A better model for the American model is one offered by Kaurin in both books and blog posts - that of the Guardian, adapted from Plato. While also a special social class like the Warrior, the Guardian has a different focus. Guardians also use violence as a tool to protect the Republic, but it is not their primary method of solving problems. Rather than being above society as Spartans or knights, Guardians are the servants of society within the ethical framework of defense and protection rather than violence. The Guardian represents a sort of middle path between the warrior and the citizen-soldier of the American ideal.

Absent a radical change in American outlook, it is likely that the viability of the citizen-soldier perished in the ashes of Vietnam and the creation of the All Volunteer Force. The AVF moved the U.S. military away from being an institution that everyone had the opportunity or duty to serve in, to one connected to increasingly small parts of American society.
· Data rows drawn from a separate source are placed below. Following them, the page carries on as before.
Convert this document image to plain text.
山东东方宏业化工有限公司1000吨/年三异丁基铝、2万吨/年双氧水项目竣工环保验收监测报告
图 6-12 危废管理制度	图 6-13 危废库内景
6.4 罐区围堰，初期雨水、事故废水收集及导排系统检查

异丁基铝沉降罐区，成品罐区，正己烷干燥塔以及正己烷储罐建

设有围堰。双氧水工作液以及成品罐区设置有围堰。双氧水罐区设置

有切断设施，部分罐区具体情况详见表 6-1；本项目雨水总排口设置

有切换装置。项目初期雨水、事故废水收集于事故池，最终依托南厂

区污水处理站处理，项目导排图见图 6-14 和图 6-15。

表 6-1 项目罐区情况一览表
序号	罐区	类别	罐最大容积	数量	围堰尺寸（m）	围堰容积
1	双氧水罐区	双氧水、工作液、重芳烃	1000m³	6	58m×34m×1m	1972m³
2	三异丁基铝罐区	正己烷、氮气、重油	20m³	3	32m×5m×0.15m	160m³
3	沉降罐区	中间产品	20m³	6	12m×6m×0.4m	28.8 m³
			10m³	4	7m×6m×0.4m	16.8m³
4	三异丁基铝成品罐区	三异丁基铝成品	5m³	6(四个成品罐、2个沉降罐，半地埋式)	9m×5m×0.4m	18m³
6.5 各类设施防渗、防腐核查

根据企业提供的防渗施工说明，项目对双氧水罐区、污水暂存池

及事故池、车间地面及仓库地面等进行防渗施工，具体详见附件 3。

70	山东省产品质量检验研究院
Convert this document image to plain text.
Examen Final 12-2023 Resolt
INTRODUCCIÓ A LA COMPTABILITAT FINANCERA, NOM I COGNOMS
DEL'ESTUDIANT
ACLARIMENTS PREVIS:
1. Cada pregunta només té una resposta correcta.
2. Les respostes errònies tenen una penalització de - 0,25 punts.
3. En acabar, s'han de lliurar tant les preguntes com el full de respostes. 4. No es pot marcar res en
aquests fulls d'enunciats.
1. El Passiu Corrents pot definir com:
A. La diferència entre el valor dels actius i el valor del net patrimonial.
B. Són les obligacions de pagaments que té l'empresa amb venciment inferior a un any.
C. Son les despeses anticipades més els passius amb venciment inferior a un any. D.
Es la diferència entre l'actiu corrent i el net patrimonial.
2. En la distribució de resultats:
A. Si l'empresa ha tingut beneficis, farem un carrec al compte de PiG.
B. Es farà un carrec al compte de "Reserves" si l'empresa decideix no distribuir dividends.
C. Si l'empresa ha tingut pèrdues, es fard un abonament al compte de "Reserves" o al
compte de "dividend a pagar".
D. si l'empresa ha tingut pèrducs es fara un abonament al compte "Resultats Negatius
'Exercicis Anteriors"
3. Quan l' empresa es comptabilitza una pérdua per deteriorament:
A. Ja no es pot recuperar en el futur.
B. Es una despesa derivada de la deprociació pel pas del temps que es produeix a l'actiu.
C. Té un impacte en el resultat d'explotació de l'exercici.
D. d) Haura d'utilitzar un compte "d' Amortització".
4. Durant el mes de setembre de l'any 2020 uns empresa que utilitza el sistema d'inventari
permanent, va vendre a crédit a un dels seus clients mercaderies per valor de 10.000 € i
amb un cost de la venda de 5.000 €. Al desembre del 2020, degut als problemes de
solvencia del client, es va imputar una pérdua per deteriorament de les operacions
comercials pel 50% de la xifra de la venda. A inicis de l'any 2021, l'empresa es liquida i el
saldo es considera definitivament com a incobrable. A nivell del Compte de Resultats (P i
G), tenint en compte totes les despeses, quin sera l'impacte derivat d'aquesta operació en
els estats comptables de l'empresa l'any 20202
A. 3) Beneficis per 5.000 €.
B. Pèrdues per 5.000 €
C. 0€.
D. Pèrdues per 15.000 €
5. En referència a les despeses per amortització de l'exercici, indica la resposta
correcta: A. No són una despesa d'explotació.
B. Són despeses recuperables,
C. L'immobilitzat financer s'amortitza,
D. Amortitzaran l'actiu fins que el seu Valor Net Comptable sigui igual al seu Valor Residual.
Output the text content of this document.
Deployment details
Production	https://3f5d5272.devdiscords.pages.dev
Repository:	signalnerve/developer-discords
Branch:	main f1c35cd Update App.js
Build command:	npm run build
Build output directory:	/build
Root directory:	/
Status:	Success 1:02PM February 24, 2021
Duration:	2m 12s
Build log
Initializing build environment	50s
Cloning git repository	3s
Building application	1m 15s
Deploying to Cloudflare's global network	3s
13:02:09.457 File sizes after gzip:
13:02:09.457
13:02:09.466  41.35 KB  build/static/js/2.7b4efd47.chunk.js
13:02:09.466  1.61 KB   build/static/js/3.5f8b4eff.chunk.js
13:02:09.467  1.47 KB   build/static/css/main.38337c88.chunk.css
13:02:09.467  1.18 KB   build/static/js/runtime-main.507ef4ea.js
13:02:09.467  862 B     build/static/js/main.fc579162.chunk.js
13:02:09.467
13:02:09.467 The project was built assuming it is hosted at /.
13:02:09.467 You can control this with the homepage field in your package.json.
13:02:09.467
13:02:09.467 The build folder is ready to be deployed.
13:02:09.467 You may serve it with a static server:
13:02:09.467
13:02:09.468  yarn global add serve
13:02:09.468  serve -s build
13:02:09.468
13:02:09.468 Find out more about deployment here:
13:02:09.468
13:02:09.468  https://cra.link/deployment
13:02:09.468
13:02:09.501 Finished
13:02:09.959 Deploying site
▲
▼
The problem is that these developments seem to lead to the creation of a class of soldier unlike anything that Americans have seen in the past when the model was the citizen-soldier, ideally trained in the militia, but more likely to have been called up en masse to serve for a specific conflict. This was how the American military handled wars before the advent of the Cold War, and the concept survived until the final days of the Vietnam War.

The citizen-soldier's outlook is that of the Greek poleis other than Sparta, in which citizens owed service to defend the state. They served for set periods of time before returning home to their shops, ships, or farms. The legions of the Roman Republic operated in the same way until the Punic Wars placed such harsh demands on Roman citizens that they were driven from their farms by debt, making them unable to provide military service for Rome (leading Julius Caesar and his successors to purchase the loyalty of the legions with promises of a secure retirement). The epitome of the citizen-soldier in the ancient world was  L. Quinctius Cincinnatus, who famously served as Dictator of Rome twice, each time returning to his farm as soon as he defeated Rome's enemies, once after just thirteen days.

George Washington is the most famous American follower of Cincinnatus' methods of leadership, having multiple episodes of military service (French and Indian War; American Revolution), followed by two terms as President of the United States. Washington deliberately stepped down each time to return to his plantation at Mount Vernon as an example to his peers and succeeding generations of American leaders. Other American military leaders followed Washington's example: Ulysses S. Grant, Dwight D. Eisenhower, John F. Kennedy, Jimmy Carter, and George Herbert Walker Bush all performed their military and political service before stepping aside and returning to other endeavors.

If the model of the citizen-soldier is no longer applicable for the U.S. military, these concepts need to be molded into its replacements, whether warrior or guardian - that soldiers service the people, and after their service become one of the people again. That transition will need to be managed by military and civilian leaders to help veterans acclimate into the civilian world, to provide the skills and education to succeed as civilians, and medical and metal healthcare. More importantly, military leaders must work to inculcate the ideal of the soldier as Guardian and servant to the people rather than the current "warrior" mindset that is the current vogue.